Jayme finds that adolescents, just like adults, experience a lot of stress and pressure. The adolescent stage includes a variety of changes (emotionally, mentally, physically, socially, etc.) and can be stressful for everyone in the family. While some conflict is a normal part of this stage of life, additional support and perspective can help. She utilizes a variety of techniques in creative ways to help adolescents identify stressors, form positive ways to cope with challenges, increase ability to manage their emotions and feelings in healthier manners, and improve self-esteem.

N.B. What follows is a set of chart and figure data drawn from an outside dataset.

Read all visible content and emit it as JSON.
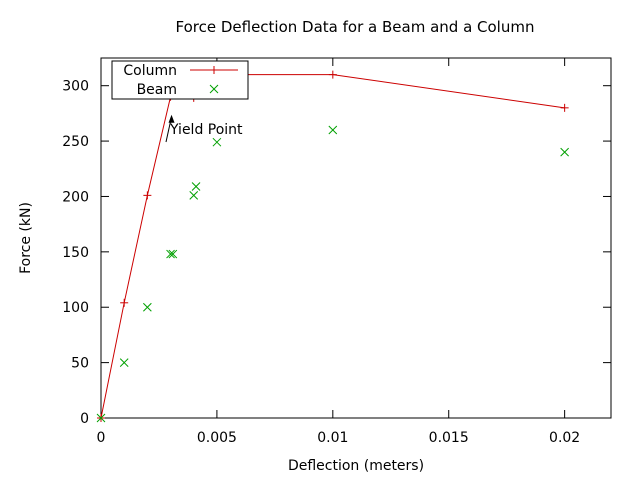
{
  "chart_data": {
    "type": "line",
    "title": "Force Deflection Data for a Beam and a Column",
    "xlabel": "Deflection (meters)",
    "ylabel": "Force (kN)",
    "xlim": [
      0,
      0.022
    ],
    "ylim": [
      0,
      325
    ],
    "x_ticks": [
      0,
      0.005,
      0.01,
      0.015,
      0.02
    ],
    "x_tick_labels": [
      "0",
      "0.005",
      "0.01",
      "0.015",
      "0.02"
    ],
    "y_ticks": [
      0,
      50,
      100,
      150,
      200,
      250,
      300
    ],
    "y_tick_labels": [
      "0",
      "50",
      "100",
      "150",
      "200",
      "250",
      "300"
    ],
    "grid": false,
    "legend_position": "top-left",
    "series": [
      {
        "name": "Column",
        "style": "linespoints",
        "marker": "+",
        "color": "#cc0000",
        "x": [
          0,
          0.001,
          0.002,
          0.003,
          0.004,
          0.005,
          0.01,
          0.02
        ],
        "y": [
          0,
          104,
          201,
          290,
          289,
          310,
          310,
          280
        ]
      },
      {
        "name": "Beam",
        "style": "points",
        "marker": "x",
        "color": "#00a000",
        "x": [
          0,
          0.001,
          0.002,
          0.003,
          0.0031,
          0.004,
          0.0041,
          0.0048,
          0.005,
          0.01,
          0.02
        ],
        "y": [
          0,
          50,
          100,
          148,
          148,
          201,
          209,
          296,
          249,
          260,
          240
        ]
      }
    ],
    "annotations": [
      {
        "text": "Yield Point",
        "x": 0.003,
        "y": 290
      }
    ]
  }
}
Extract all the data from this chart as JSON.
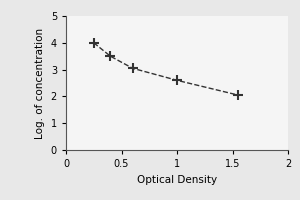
{
  "x_data": [
    0.25,
    0.4,
    0.6,
    1.0,
    1.55
  ],
  "y_data": [
    4.0,
    3.5,
    3.05,
    2.6,
    2.05
  ],
  "xlabel": "Optical Density",
  "ylabel": "Log. of concentration",
  "xlim": [
    0,
    2
  ],
  "ylim": [
    0,
    5
  ],
  "xticks": [
    0,
    0.5,
    1,
    1.5,
    2
  ],
  "yticks": [
    0,
    1,
    2,
    3,
    4,
    5
  ],
  "line_color": "#333333",
  "marker": "+",
  "linestyle": "--",
  "linewidth": 1.0,
  "markersize": 7,
  "markeredgewidth": 1.5,
  "xlabel_fontsize": 7.5,
  "ylabel_fontsize": 7.5,
  "tick_fontsize": 7,
  "background_color": "#e8e8e8",
  "plot_bg_color": "#f5f5f5"
}
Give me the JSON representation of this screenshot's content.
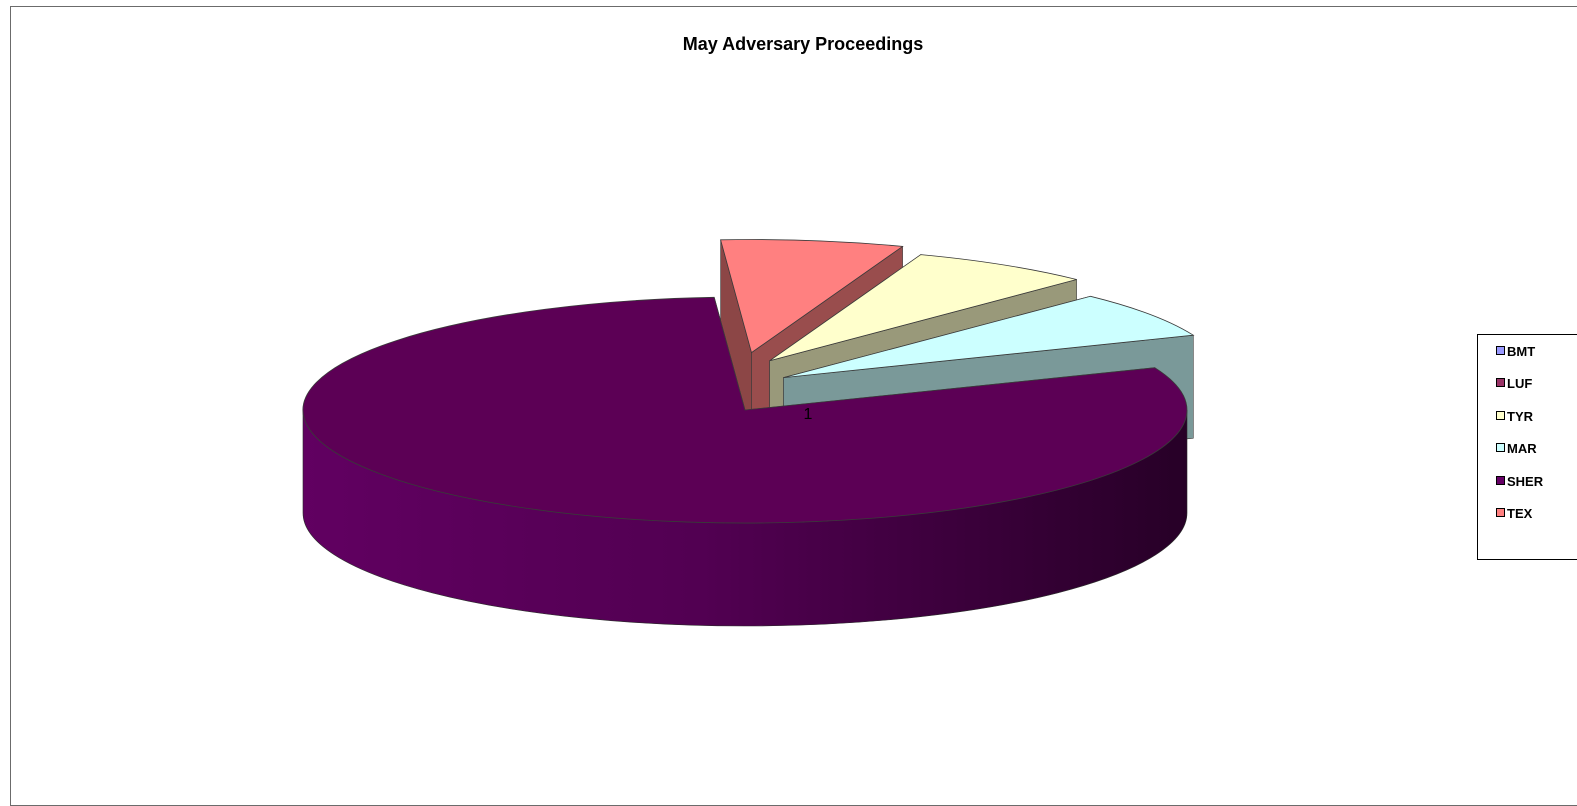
{
  "chart_data": {
    "type": "pie",
    "title": "May Adversary Proceedings",
    "category_label": "1",
    "series": [
      {
        "name": "BMT",
        "value": 0,
        "color": "#9999ff"
      },
      {
        "name": "LUF",
        "value": 0,
        "color": "#993366"
      },
      {
        "name": "TYR",
        "value": 1,
        "color": "#ffffcc"
      },
      {
        "name": "MAR",
        "value": 1,
        "color": "#ccffff"
      },
      {
        "name": "SHER",
        "value": 12,
        "color": "#660066"
      },
      {
        "name": "TEX",
        "value": 1,
        "color": "#ff8080"
      }
    ],
    "legend_position": "right"
  }
}
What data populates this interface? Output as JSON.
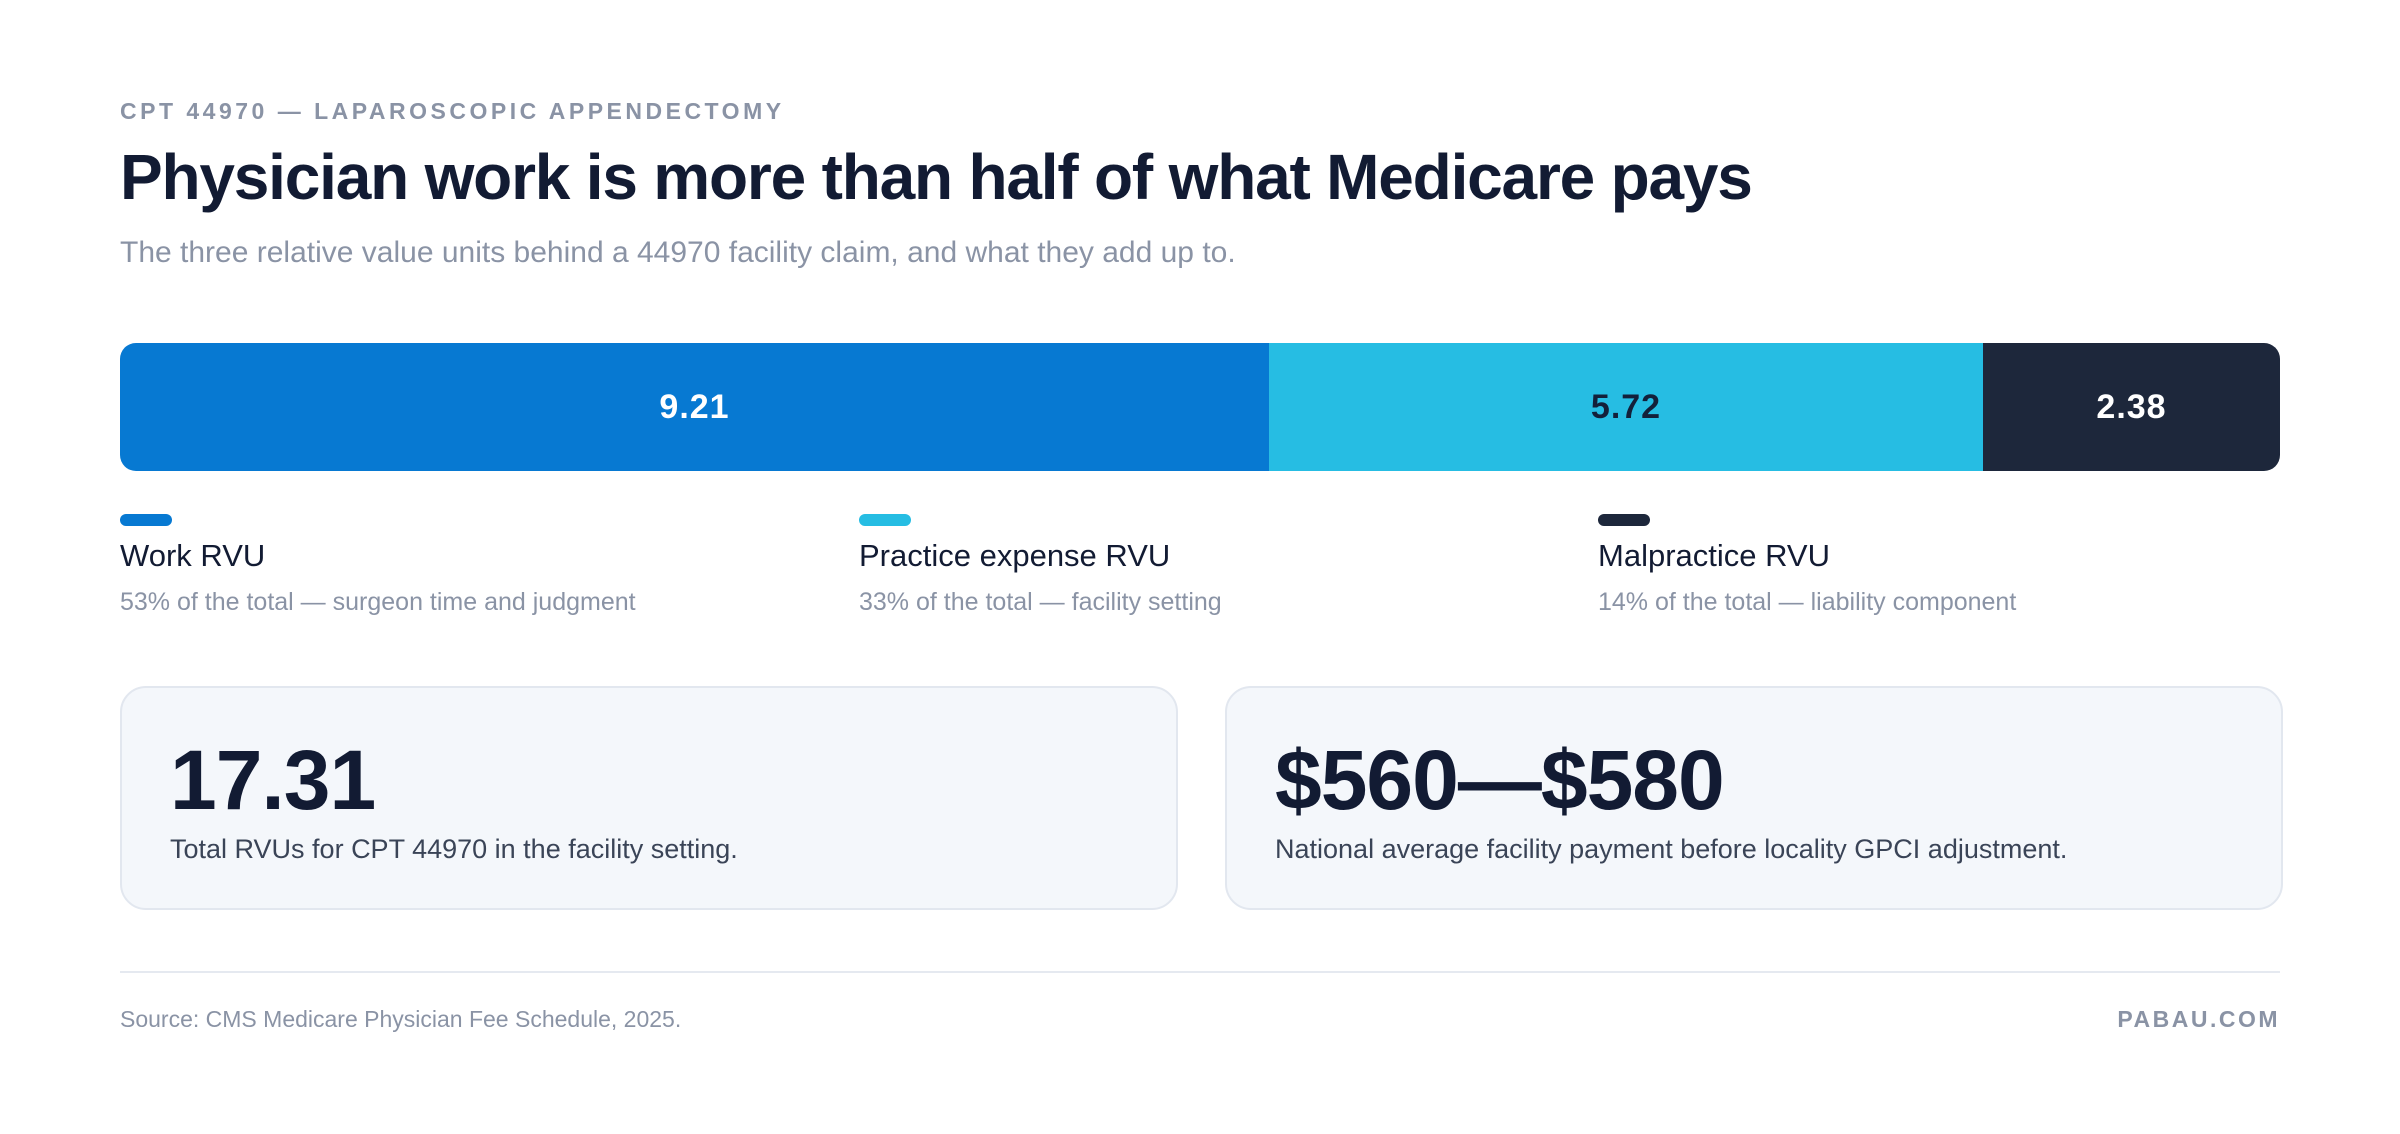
{
  "header": {
    "eyebrow": "CPT 44970 — LAPAROSCOPIC APPENDECTOMY",
    "title": "Physician work is more than half of what Medicare pays",
    "subtitle": "The three relative value units behind a 44970 facility claim, and what they add up to."
  },
  "chart_data": {
    "type": "bar",
    "orientation": "horizontal-stacked",
    "categories": [
      "Work RVU",
      "Practice expense RVU",
      "Malpractice RVU"
    ],
    "series": [
      {
        "name": "Work RVU",
        "value": 9.21,
        "label": "9.21",
        "color": "#0779d2",
        "text_color": "#ffffff"
      },
      {
        "name": "Practice expense RVU",
        "value": 5.72,
        "label": "5.72",
        "color": "#26bde3",
        "text_color": "#13203a"
      },
      {
        "name": "Malpractice RVU",
        "value": 2.38,
        "label": "2.38",
        "color": "#1d273b",
        "text_color": "#ffffff"
      }
    ],
    "total": 17.31,
    "xlim": [
      0,
      17.31
    ],
    "grid": false,
    "legend_position": "bottom"
  },
  "legend": [
    {
      "name": "Work RVU",
      "desc": "53% of the total — surgeon time and judgment",
      "color": "#0779d2"
    },
    {
      "name": "Practice expense RVU",
      "desc": "33% of the total — facility setting",
      "color": "#26bde3"
    },
    {
      "name": "Malpractice RVU",
      "desc": "14% of the total — liability component",
      "color": "#1d273b"
    }
  ],
  "cards": [
    {
      "value": "17.31",
      "caption": "Total RVUs for CPT 44970 in the facility setting."
    },
    {
      "value": "$560—$580",
      "caption": "National average facility payment before locality GPCI adjustment."
    }
  ],
  "footer": {
    "source": "Source: CMS Medicare Physician Fee Schedule, 2025.",
    "brand": "PABAU.COM"
  }
}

Jayme understands the importance of parenting and strives to provide a comfortable, safe, and encouraging environment for adolescents so that she can help families navigate uncomfortable and challenging times with less stress and turmoil.

Stephen Willis

M.MFT., LPC, LMFT


Steve uses a variety of approaches in helping adolescences through the stress of teenage life. He has worked in helping people with anxiety disorder for more than 30 years and has developed approaches that have shown themselves to be effective. Education about anxiety is usually the first step, teaching how stress affects the body and mind and also teaching some skills to deal with stress from the first day of therapy. In the long term, DBT therapy, hypnosis, EMDR, and talk therapy are used. Hypnosis and EMDR are especially helpful when trauma is a part of the stress being experienced.